Я вышел в коридор, спасаясь бегством от этого взгляда, от терпкого густого запаха, стынущего в воздухе. Решил спуститься в холл: попрошу дежурного на рецепции забронировать мне билет на самолет по телефону. Но за стойкой дежурного не оказалось, и я подумал, что наверняка найду его в баре. Лицо, которое я счел его лицом, уставилось на меня из-за стекла, одинокое и бледное в скупом свете пасмурного дня. Но этот человек не носил униформу, был лыс и несколько старше на вид, чем дежурный с рецепции, и уже несколько дней не брился. Увидев меня, он отошел от барной стойки и с тем же беззащитным видом, который был запечатлен и на фотокарточке, но доведенным до предела неожиданностью или ужасом, стал медленно отступать назад, наталкиваясь на столики в попытках обнаружить второй выход из бара — бесшумную дверь-вертушку, которая вела на улицу.
13
На пару секунд он замер, вперив в меня взгляд покрасневших глаз, как смотрит парализованное страхом животное на фары автомобиля — совсем близкие, всего в нескольких метрах, — а потом очень медленно, так же медленно, как я продвигался к нему, стал отступать, натыкаясь на столики. «Андраде», — позвал я его и непроизвольным приветственным жестом протянул к нему руку, словно опасаясь спугнуть, а он пятился назад, по-прежнему не отрывая от меня недоверчиво-несмелого взгляда с глубоко затаенной ревностью. Сидя в баре, откуда он надеялся увидеть, как она пройдет через холл, ему, погруженному в отчаяние, воображение в мельчайших подробностях наверняка рисовало, как она отдается очередному незнакомцу, который теперь, воплощением несправедливости, обрел черты моего лица, лица его преследователя. А в нем самом, в его лице — измятом, измученном столькими ночами бессонницы и бегства, — сквозь страх прогладывали признаки любви, и я догадался: утром, оставшись в одиночестве на вокзале или в аэропорту, он, судя по всему, так и не нашел в себе сил уехать и втайне от нее вернулся в город, а потом стал следить за ней, кружа вокруг дома, где она ждала телефонного звонка, и рисковал жизнью ради того, чтобы увидеть ее еще раз, хотя бы издали, чтобы проследить за такси, на котором она поедет в отель, где другой мужчина даст ей денег за то, что около часа будет обладать тем, что по праву принадлежит только ему.

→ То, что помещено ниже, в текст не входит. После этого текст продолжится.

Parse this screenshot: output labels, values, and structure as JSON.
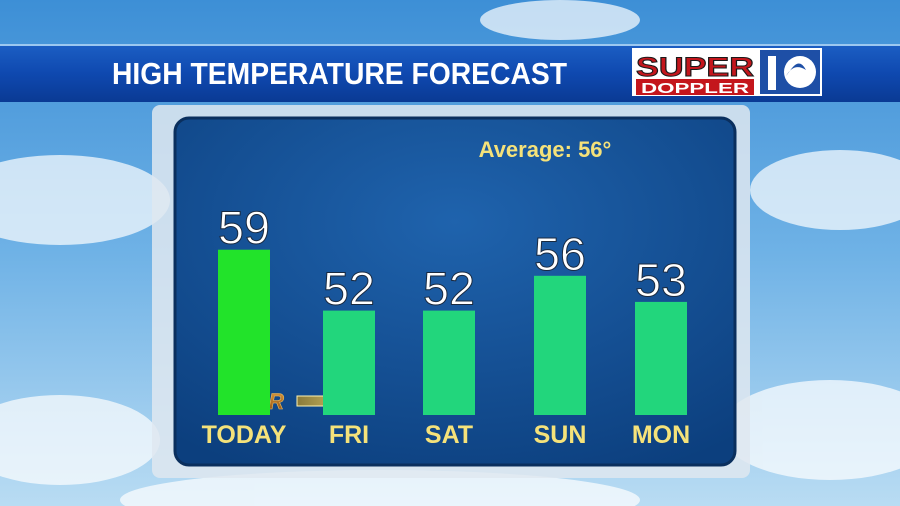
{
  "chart_data": {
    "type": "bar",
    "title": "HIGH TEMPERATURE FORECAST",
    "annotations": [
      "Average: 56°",
      "DRIER"
    ],
    "categories": [
      "TODAY",
      "FRI",
      "SAT",
      "SUN",
      "MON"
    ],
    "values": [
      59,
      52,
      52,
      56,
      53
    ],
    "colors": [
      "#22e32a",
      "#22d67c",
      "#22d67c",
      "#22d67c",
      "#22d67c"
    ],
    "ylim": [
      40,
      70
    ]
  },
  "logo": {
    "line1": "SUPER",
    "line2": "DOPPLER"
  }
}
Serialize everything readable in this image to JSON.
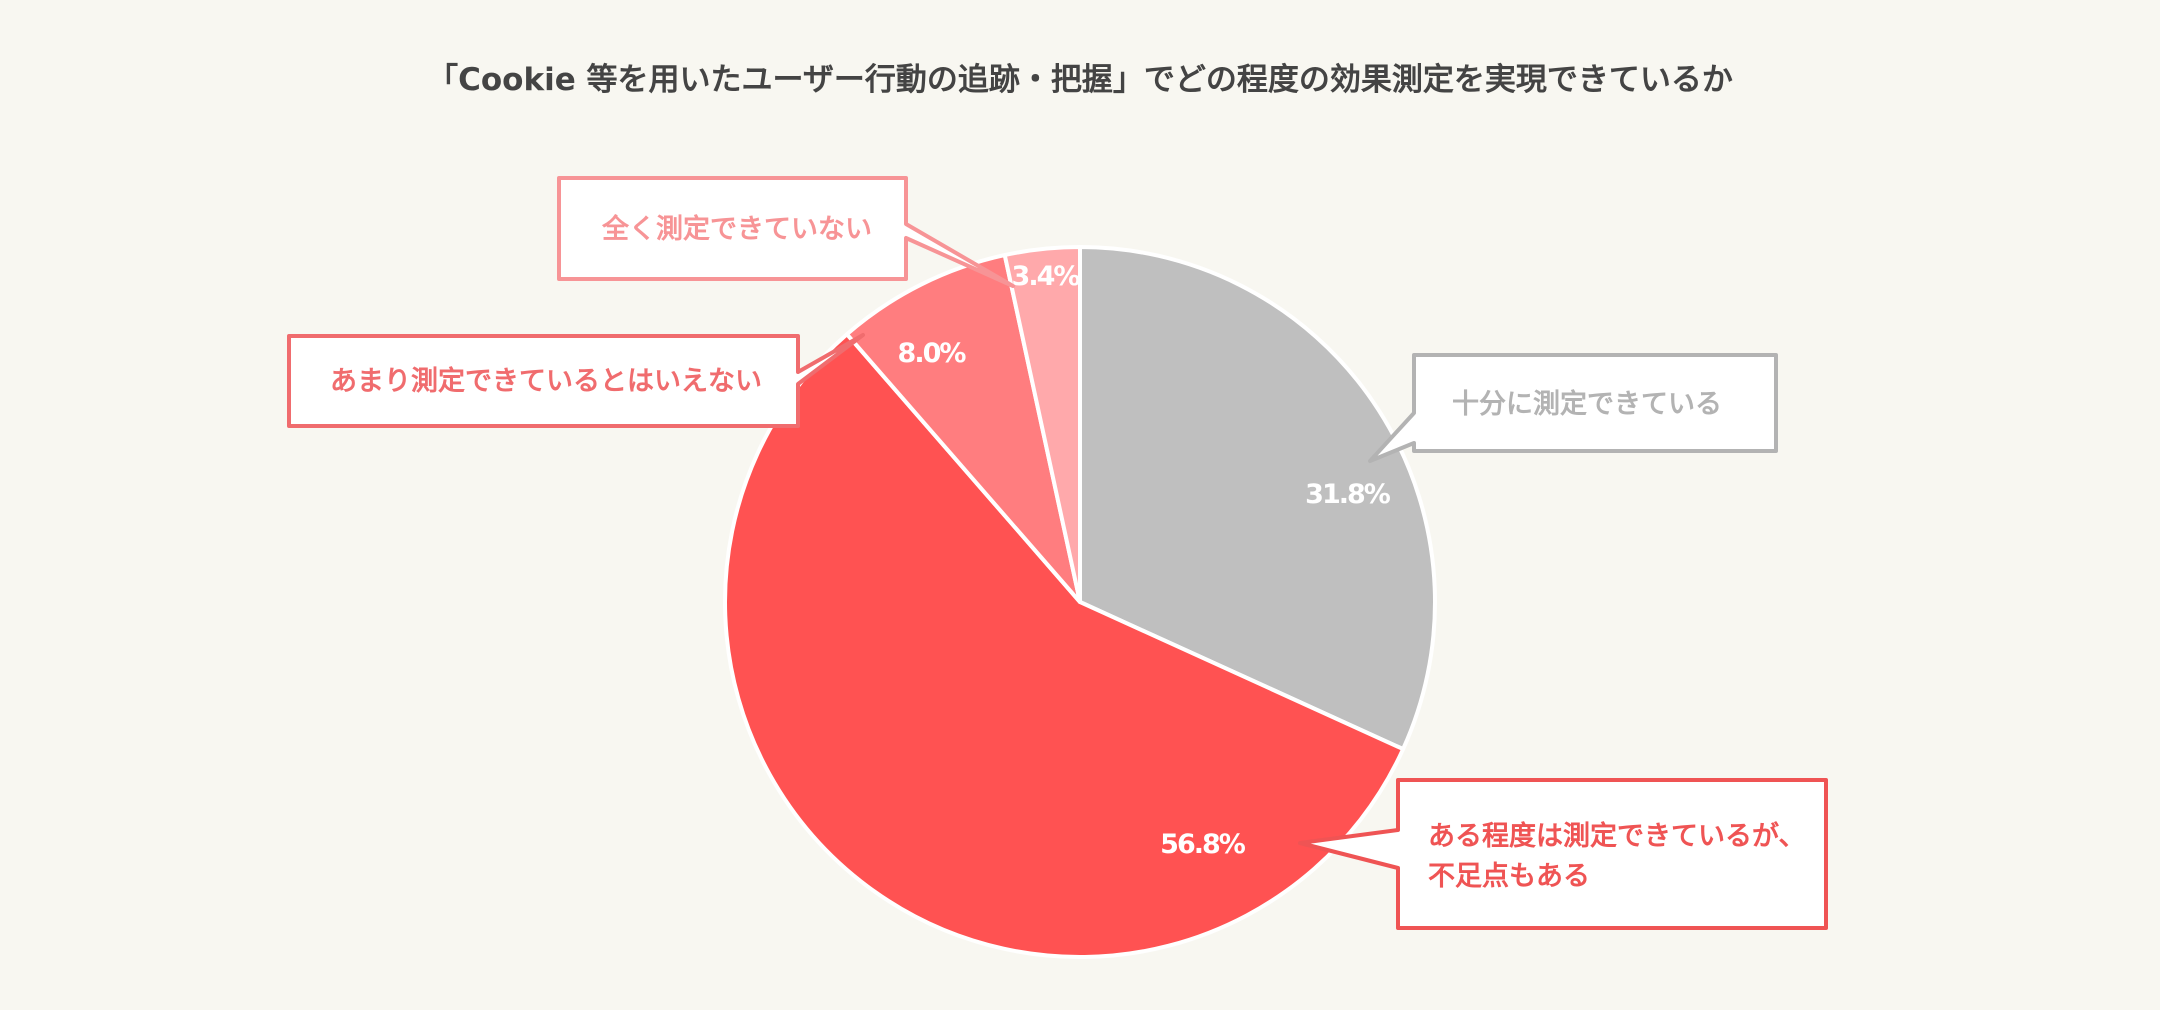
{
  "chart_data": {
    "type": "pie",
    "title": "「Cookie 等を用いたユーザー行動の追跡・把握」でどの程度の効果測定を実現できているか",
    "start": "top",
    "direction": "clockwise",
    "slices": [
      {
        "label": "十分に測定できている",
        "value": 31.8,
        "value_label": "31.8%",
        "color": "#bfbfbf",
        "label_color": "#b3b3b3"
      },
      {
        "label": "ある程度は測定できているが、不足点もある",
        "label_lines": [
          "ある程度は測定できているが、",
          "不足点もある"
        ],
        "value": 56.8,
        "value_label": "56.8%",
        "color": "#ff5252",
        "label_color": "#ef5454"
      },
      {
        "label": "あまり測定できているとはいえない",
        "value": 8.0,
        "value_label": "8.0%",
        "color": "#ff7d7f",
        "label_color": "#f06c6e"
      },
      {
        "label": "全く測定できていない",
        "value": 3.4,
        "value_label": "3.4%",
        "color": "#ffa9ab",
        "label_color": "#f79496"
      }
    ]
  }
}
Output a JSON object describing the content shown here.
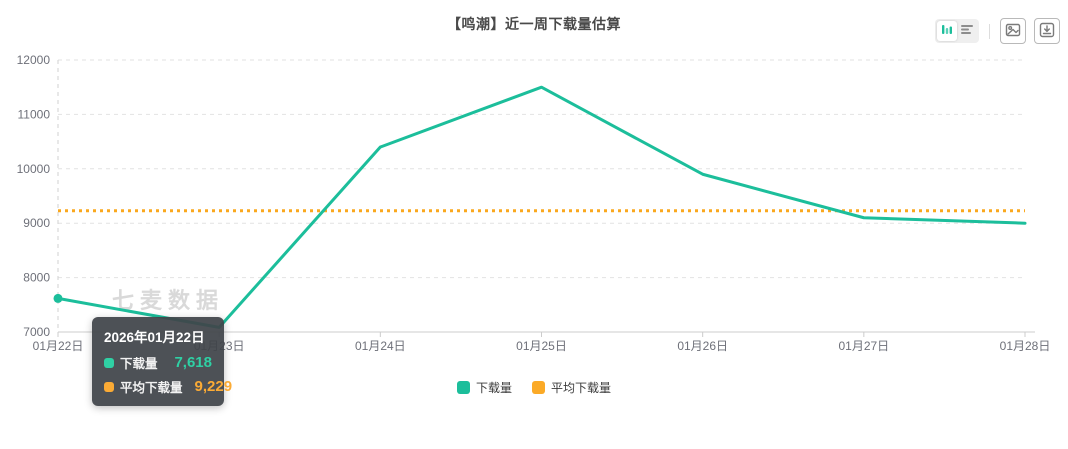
{
  "header": {
    "title": "【鸣潮】近一周下载量估算"
  },
  "toolbar": {
    "chart_type_active": "bar",
    "icons": [
      "bar-chart-toggle-icon",
      "list-view-toggle-icon",
      "save-image-icon",
      "download-data-icon"
    ]
  },
  "watermark": "七麦数据",
  "chart_data": {
    "type": "line",
    "title": "【鸣潮】近一周下载量估算",
    "categories": [
      "01月22日",
      "01月23日",
      "01月24日",
      "01月25日",
      "01月26日",
      "01月27日",
      "01月28日"
    ],
    "series": [
      {
        "name": "下载量",
        "type": "line",
        "color": "#1cbe9b",
        "values": [
          7618,
          7085,
          10400,
          11500,
          9900,
          9100,
          9000
        ]
      },
      {
        "name": "平均下载量",
        "type": "average-line",
        "color": "#faa81e",
        "value": 9229
      }
    ],
    "xlabel": "",
    "ylabel": "",
    "ylim": [
      7000,
      12000
    ],
    "y_ticks": [
      7000,
      8000,
      9000,
      10000,
      11000,
      12000
    ],
    "grid": "horizontal-dashed",
    "legend_position": "bottom",
    "axis_pointer_category": "01月22日"
  },
  "tooltip": {
    "title": "2026年01月22日",
    "rows": [
      {
        "label": "下载量",
        "value": "7,618",
        "color": "#2fd0a4"
      },
      {
        "label": "平均下载量",
        "value": "9,229",
        "color": "#fbab35"
      }
    ]
  },
  "legend": {
    "items": [
      {
        "label": "下载量",
        "color": "#1cbe9b"
      },
      {
        "label": "平均下载量",
        "color": "#fbaa27"
      }
    ]
  }
}
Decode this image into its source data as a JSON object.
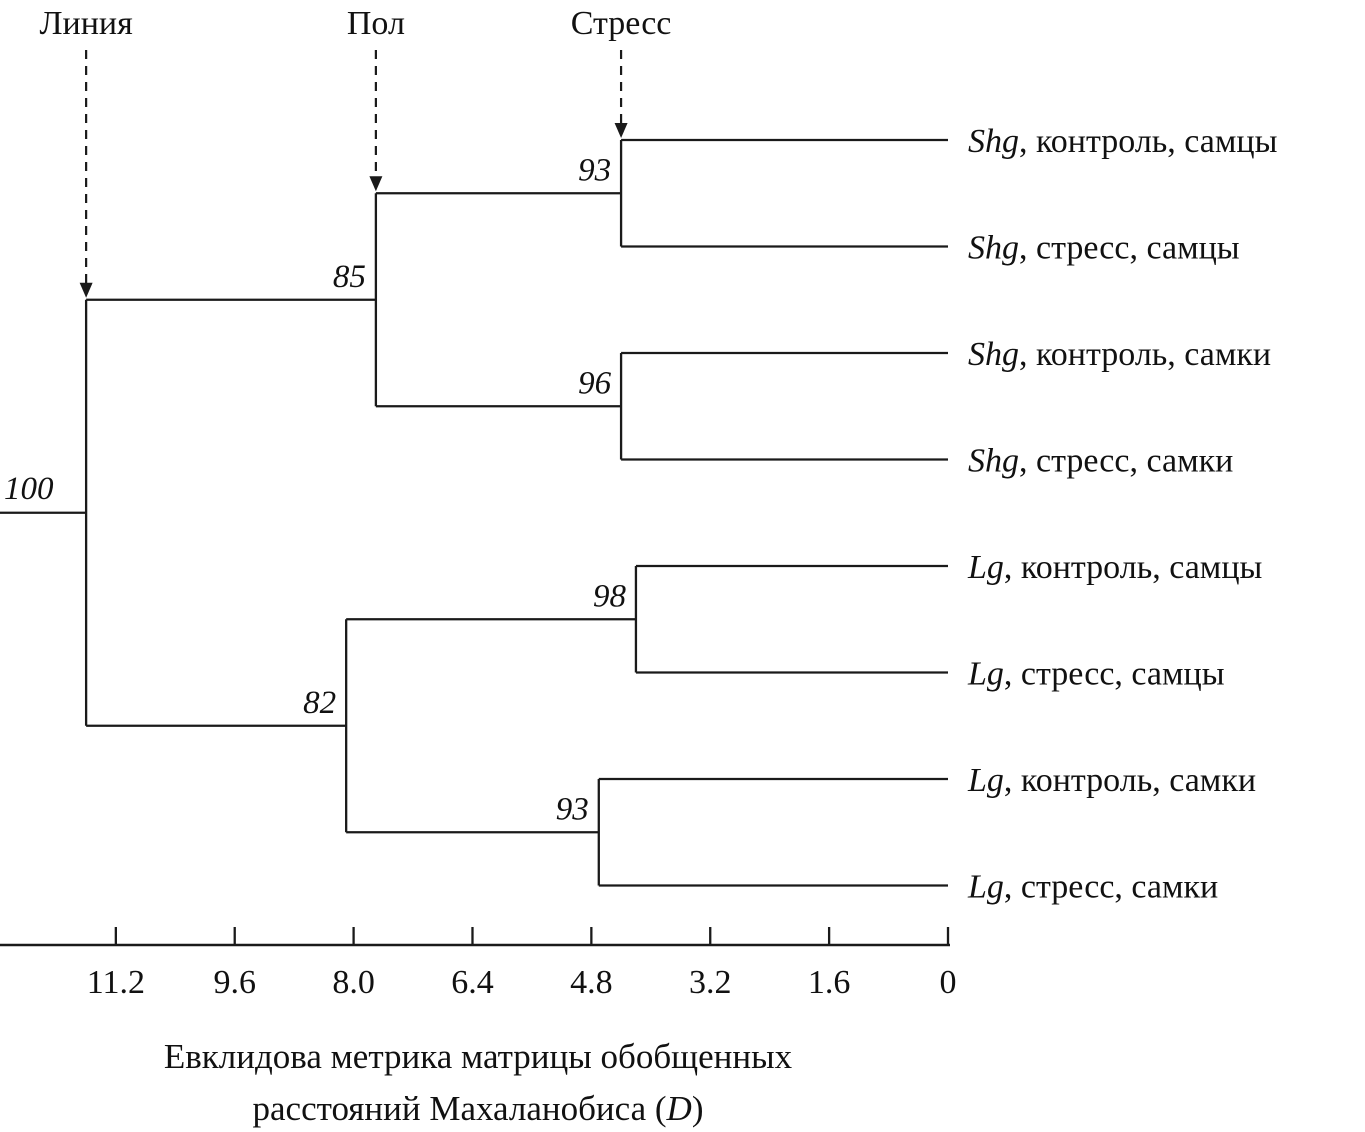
{
  "chart_data": {
    "type": "dendrogram",
    "orientation": "horizontal-right-aligned",
    "line_color": "#1a1a1a",
    "background": "#ffffff",
    "axis": {
      "ticks": [
        "11.2",
        "9.6",
        "8.0",
        "6.4",
        "4.8",
        "3.2",
        "1.6",
        "0"
      ],
      "tick_values": [
        11.2,
        9.6,
        8.0,
        6.4,
        4.8,
        3.2,
        1.6,
        0
      ],
      "range": [
        12.8,
        0
      ],
      "title_line1": "Евклидова метрика матрицы обобщенных",
      "title_line2_prefix": "расстояний Махаланобиса (",
      "title_line2_italic": "D",
      "title_line2_suffix": ")"
    },
    "factor_labels": [
      {
        "label": "Линия",
        "target": ""
      },
      {
        "label": "Пол",
        "target": "0"
      },
      {
        "label": "Стресс",
        "target": "0.0"
      }
    ],
    "leaves": [
      {
        "taxon": "Shg",
        "suffix": ", контроль, самцы"
      },
      {
        "taxon": "Shg",
        "suffix": ", стресс, самцы"
      },
      {
        "taxon": "Shg",
        "suffix": ", контроль, самки"
      },
      {
        "taxon": "Shg",
        "suffix": ", стресс, самки"
      },
      {
        "taxon": "Lg",
        "suffix": ", контроль, самцы"
      },
      {
        "taxon": "Lg",
        "suffix": ", стресс, самцы"
      },
      {
        "taxon": "Lg",
        "suffix": ", контроль, самки"
      },
      {
        "taxon": "Lg",
        "suffix": ", стресс, самки"
      }
    ],
    "tree": {
      "support": "100",
      "height": 11.6,
      "children": [
        {
          "support": "85",
          "height": 7.7,
          "children": [
            {
              "support": "93",
              "height": 4.4,
              "children": [
                {
                  "leaf": 0
                },
                {
                  "leaf": 1
                }
              ]
            },
            {
              "support": "96",
              "height": 4.4,
              "children": [
                {
                  "leaf": 2
                },
                {
                  "leaf": 3
                }
              ]
            }
          ]
        },
        {
          "support": "82",
          "height": 8.1,
          "children": [
            {
              "support": "98",
              "height": 4.2,
              "children": [
                {
                  "leaf": 4
                },
                {
                  "leaf": 5
                }
              ]
            },
            {
              "support": "93",
              "height": 4.7,
              "children": [
                {
                  "leaf": 6
                },
                {
                  "leaf": 7
                }
              ]
            }
          ]
        }
      ]
    }
  }
}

Он вернулся, отказавшись от последнего шанса остаться в живых, и встал за стеклянными дверями бара, чтобы еще хоть раз взглянуть на нее, когда она пойдет к выходу в своем черном платье на бретельках, перекрещенных на спине, в накинутой на плечи шали, уже запретная для него, ведь если он не уедет из Мадрида, останется рядом с ней, то непременно погубит не только себя, но и ее.